Dal punto di vista della composizione non ci sarebbe molto da dire. Da vera traccia rap, il giro costruito su sintetizzatori gelidi e bassi granitici non cambia mai accordi dall’inizio alla fine. Nessuna nuova posta in gioco è suggerita armonicamente nel ritornello, da costruirsi sulle basi della strofa; nessun bridge propone un punto di vista alternativo armonicamente parlando (Cenere, ad esempio, ce l’aveva). Ma questo non significa che il ritornello arrivi in punta di piedi, tutt’altro. Un drop – tecnica della musica dance presa già in esame proprio parlando di un successo rap sanremese – ci costringe ad ascoltare i versi di Fedez calati nel quasi totale silenzio: “Stringimi avvolgimi”, dice, mentre un basso sintetico sfida gli infrasuoni con due note discendenti. Se fosse un film d’azione, sarebbe la scena in cui dopo l’esplosione il protagonista non sente più i rumori del caos circostante, un cliché talmente fortunato ed efficace da ritrovarsi ormai replicato alla nausea.

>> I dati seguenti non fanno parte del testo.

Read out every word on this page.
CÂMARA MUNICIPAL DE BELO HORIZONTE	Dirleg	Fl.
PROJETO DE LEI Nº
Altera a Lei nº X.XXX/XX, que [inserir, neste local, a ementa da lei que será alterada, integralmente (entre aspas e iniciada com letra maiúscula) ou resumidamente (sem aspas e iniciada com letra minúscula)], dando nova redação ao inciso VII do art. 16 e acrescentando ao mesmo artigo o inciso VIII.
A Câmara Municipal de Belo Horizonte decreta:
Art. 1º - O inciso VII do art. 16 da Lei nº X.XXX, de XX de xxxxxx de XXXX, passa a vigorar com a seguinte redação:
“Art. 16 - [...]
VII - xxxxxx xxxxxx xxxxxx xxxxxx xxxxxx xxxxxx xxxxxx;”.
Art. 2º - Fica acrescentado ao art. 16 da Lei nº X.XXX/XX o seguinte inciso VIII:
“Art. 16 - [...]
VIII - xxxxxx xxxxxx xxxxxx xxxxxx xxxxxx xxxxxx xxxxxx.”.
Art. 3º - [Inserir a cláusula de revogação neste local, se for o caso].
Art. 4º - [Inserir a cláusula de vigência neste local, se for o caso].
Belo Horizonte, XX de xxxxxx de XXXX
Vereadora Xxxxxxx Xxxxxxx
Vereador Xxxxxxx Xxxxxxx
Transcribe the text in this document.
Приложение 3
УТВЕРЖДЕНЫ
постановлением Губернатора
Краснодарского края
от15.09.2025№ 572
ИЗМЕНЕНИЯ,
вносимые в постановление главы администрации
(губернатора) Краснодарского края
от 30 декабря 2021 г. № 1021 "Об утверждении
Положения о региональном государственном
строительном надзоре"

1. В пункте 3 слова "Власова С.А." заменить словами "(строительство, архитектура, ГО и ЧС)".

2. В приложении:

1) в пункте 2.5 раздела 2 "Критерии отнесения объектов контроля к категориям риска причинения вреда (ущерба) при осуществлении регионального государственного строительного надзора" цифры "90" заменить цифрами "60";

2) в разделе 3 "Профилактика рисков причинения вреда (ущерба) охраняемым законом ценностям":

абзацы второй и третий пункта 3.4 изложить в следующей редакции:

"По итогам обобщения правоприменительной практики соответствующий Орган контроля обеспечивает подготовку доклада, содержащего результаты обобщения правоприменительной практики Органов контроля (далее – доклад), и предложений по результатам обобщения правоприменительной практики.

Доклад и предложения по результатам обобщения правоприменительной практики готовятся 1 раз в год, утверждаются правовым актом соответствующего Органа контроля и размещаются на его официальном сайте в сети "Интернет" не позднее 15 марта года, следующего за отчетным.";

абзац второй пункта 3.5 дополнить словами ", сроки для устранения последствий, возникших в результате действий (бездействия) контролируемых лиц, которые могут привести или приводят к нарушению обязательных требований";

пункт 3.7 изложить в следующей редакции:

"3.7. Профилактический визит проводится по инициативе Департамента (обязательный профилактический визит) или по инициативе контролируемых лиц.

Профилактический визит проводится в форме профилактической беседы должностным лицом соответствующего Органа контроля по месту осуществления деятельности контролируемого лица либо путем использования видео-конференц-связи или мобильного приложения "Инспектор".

Come da proverbio, dopo il silenzio arriva la tempesta. Il refrain cantato – quindi con una melodia, perché altrimenti a Sanremo non si è graditi ospiti – arriva a un volume decisamente più alto: si tratta del trucco più vecchio del mondo, la maniera in cui qualsiasi cantante pop, da Diana Ross a Mina, ha richiesto e ottenuto la nostra totale attenzione. L’improvviso aumento di dinamica (il “volume”) non è tutto. Il ritornello, infatti, è diviso in due sezioni accuratamente disposte per mantenere vivo l’interesse. Nella prima (“Dentro i miei occhi guerra dei mondi”) Fedez usa un flow con una scansione in cinque colpi che accentua il passaggio da un accordo all’altro, e quindi il movimento del brano. Peraltro, il giro tipicamente dance ed electro della base ha una sua forza intrinseca, che per esempio si poteva sentire nella strofa di Tik Tok (la canzone di Kesha, non il social network cinese). Nella seconda sezione del ritornello, Fedez cambia il flow e ci presenta una successione di note discendenti in ottavi (“Ma non credo, vedo nero”) che stravolgono la direzione cinetica. “Un momento!”, esclama la nostra memoria, “Ma è l’hook strumentale che abbiamo sentito all’inizio del brano”. Proprio così. Ancora una volta è scacco matto per l’orecchio: siamo stati accalappiati.
Insomma, Battito ha una composizione con tutte le caratteristiche ideali per stuzzicare l’orecchio come il prodotto commerciale che è; eppure è anche una traccia profondamente rap (di dieci anni fa, forse, ma comunque davvero rap). Un brano che marcia dritto con poche variazioni; eppure con un’alternanza quasi ossessiva di scansioni metriche, tra le più fluide e vivaci della discografia di Fedez. E, infine, è una discreta e presumibilmente sincera rappresentazione dell’alienazione di una persona che vive con la depressione e fa i conti con l’assunzione di psicofarmaci nel contesto più pericoloso che ci sia per questo tipo di terapia: la notorietà. Eppure, è anche l’ultimo capitolo di un racconto multimediale sulle glorie e le infamie della popolarità. Insomma, Battito è una canzone che rappresenta Fedez in tutto e per tutto: una figura che, ormai, nel bene o nel male, è familiare per il pubblico italiano generalista. E se c’è un’emozione che piace agli ascoltatori è il sottile brivido di farsi sorprendere da qualcosa che conoscono già benissimo. In fondo, il Festival di Sanremo non promette proprio questo, ogni benedetto anno? Una contraddizione in termini, la novità nella conservazione, il tormento nel calcolo, un enigma che cerchiamo di scartare mentre si è già infiltrato nel subconscio e vi risiede: in una parola, Fedez.